When a couple decides to come for counselling it is often because of a breakdown in communication or an emerging crisis which one or both feel they cannot resolve without some help. Some of the most common difficulties that couples present with are:
- Communication difficulties which have escalated and have become unmanageable
- Domestic abuse
- Life stages and transitions such as a new baby, step children and empty nest syndrome
- Reduced income/unemployment leading to frustration and low self- esteem
- Difficulties in sexual relationships and loss of intimacy
- Affaires which produce mistrust guilt and loss
- Rows over parenting and behaviour
The initial session is an opportunity to talk about your difficulties and think about all your options.
Counselling may help you to observe the unhelpful patterns in your relationship. It can encourage you to change and improve the quality of the relationship which may require each person making changes within themselves.

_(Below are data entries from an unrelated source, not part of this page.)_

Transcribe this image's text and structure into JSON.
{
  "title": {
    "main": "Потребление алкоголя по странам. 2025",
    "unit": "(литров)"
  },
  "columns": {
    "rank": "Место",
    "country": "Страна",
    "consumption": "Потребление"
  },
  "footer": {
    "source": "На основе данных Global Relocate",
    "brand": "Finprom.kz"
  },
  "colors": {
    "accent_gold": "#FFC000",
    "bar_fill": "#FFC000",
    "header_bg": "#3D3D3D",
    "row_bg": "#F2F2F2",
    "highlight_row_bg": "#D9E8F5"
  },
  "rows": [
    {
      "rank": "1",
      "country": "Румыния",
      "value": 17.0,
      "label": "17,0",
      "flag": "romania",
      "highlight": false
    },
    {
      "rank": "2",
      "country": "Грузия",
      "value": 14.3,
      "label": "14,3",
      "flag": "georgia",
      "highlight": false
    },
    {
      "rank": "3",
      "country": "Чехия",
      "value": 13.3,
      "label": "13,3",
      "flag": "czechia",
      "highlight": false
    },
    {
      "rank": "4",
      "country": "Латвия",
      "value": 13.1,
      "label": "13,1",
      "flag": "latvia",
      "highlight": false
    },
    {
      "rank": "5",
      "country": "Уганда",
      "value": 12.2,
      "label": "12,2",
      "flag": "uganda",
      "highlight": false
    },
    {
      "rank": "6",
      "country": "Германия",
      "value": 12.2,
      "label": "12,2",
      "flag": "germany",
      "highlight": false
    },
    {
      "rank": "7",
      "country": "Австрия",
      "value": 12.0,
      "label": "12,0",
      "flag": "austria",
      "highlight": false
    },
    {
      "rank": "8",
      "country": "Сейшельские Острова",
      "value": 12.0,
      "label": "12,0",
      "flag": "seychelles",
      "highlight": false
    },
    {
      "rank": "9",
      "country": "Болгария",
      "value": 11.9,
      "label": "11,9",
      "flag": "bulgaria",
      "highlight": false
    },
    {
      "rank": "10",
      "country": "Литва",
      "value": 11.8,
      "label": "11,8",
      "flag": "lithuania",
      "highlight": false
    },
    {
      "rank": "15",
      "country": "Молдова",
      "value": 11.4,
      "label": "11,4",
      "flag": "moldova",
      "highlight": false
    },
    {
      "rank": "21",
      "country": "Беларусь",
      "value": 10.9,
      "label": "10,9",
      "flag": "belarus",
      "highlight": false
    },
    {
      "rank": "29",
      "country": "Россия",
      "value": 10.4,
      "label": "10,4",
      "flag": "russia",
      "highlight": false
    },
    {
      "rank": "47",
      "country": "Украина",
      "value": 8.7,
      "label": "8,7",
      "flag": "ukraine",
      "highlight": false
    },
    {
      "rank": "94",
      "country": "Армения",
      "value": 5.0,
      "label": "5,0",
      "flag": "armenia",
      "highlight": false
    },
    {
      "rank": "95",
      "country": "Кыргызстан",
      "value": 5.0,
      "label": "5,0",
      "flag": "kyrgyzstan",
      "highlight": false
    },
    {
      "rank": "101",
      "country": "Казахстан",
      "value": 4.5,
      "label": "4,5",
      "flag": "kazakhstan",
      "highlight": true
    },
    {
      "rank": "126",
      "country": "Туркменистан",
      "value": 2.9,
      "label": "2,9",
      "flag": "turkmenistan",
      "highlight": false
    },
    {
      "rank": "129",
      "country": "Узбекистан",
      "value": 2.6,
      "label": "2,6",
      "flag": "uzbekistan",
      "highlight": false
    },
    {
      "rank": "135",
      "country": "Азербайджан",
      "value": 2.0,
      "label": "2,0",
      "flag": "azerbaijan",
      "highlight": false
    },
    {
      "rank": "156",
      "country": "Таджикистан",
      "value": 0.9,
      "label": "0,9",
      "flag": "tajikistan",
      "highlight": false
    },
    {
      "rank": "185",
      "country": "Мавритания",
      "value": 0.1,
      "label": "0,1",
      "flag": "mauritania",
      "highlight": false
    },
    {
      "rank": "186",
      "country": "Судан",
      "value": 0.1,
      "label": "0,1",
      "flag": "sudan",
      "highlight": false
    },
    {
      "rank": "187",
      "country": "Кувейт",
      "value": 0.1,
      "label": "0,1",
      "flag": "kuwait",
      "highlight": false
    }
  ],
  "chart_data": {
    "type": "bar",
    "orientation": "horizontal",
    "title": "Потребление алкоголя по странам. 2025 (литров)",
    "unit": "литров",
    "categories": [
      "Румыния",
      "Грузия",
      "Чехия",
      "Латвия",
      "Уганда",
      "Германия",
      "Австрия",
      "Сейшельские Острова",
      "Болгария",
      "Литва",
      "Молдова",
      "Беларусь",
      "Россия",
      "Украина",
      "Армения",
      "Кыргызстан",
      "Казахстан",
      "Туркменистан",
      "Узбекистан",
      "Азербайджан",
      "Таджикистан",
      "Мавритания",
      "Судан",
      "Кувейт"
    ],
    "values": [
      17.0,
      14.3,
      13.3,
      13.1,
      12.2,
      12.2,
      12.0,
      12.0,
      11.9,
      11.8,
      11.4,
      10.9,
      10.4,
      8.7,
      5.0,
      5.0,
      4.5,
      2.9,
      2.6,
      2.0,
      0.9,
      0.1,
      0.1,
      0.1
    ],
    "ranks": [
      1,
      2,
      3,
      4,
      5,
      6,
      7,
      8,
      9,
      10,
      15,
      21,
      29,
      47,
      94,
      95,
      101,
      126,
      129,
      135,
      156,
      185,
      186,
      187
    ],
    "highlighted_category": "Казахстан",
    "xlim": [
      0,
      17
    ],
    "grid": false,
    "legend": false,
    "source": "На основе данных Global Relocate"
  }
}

Each person will be encouraged to identify what they believe are the problems and then to identify what goals they want to be achieved so the relationship can flourish.
Counselling can also help in finding ways to live with its limitations or to end the relationship.
The role of the therapist is not to tell either of you what to do but to help you both to consider all your options and to make the best decisions possible. This is particularly important when you have children who will be affected if you separate.
Separation counselling can then help you to maintain a healthy parental relationship while ending your relationship with each other.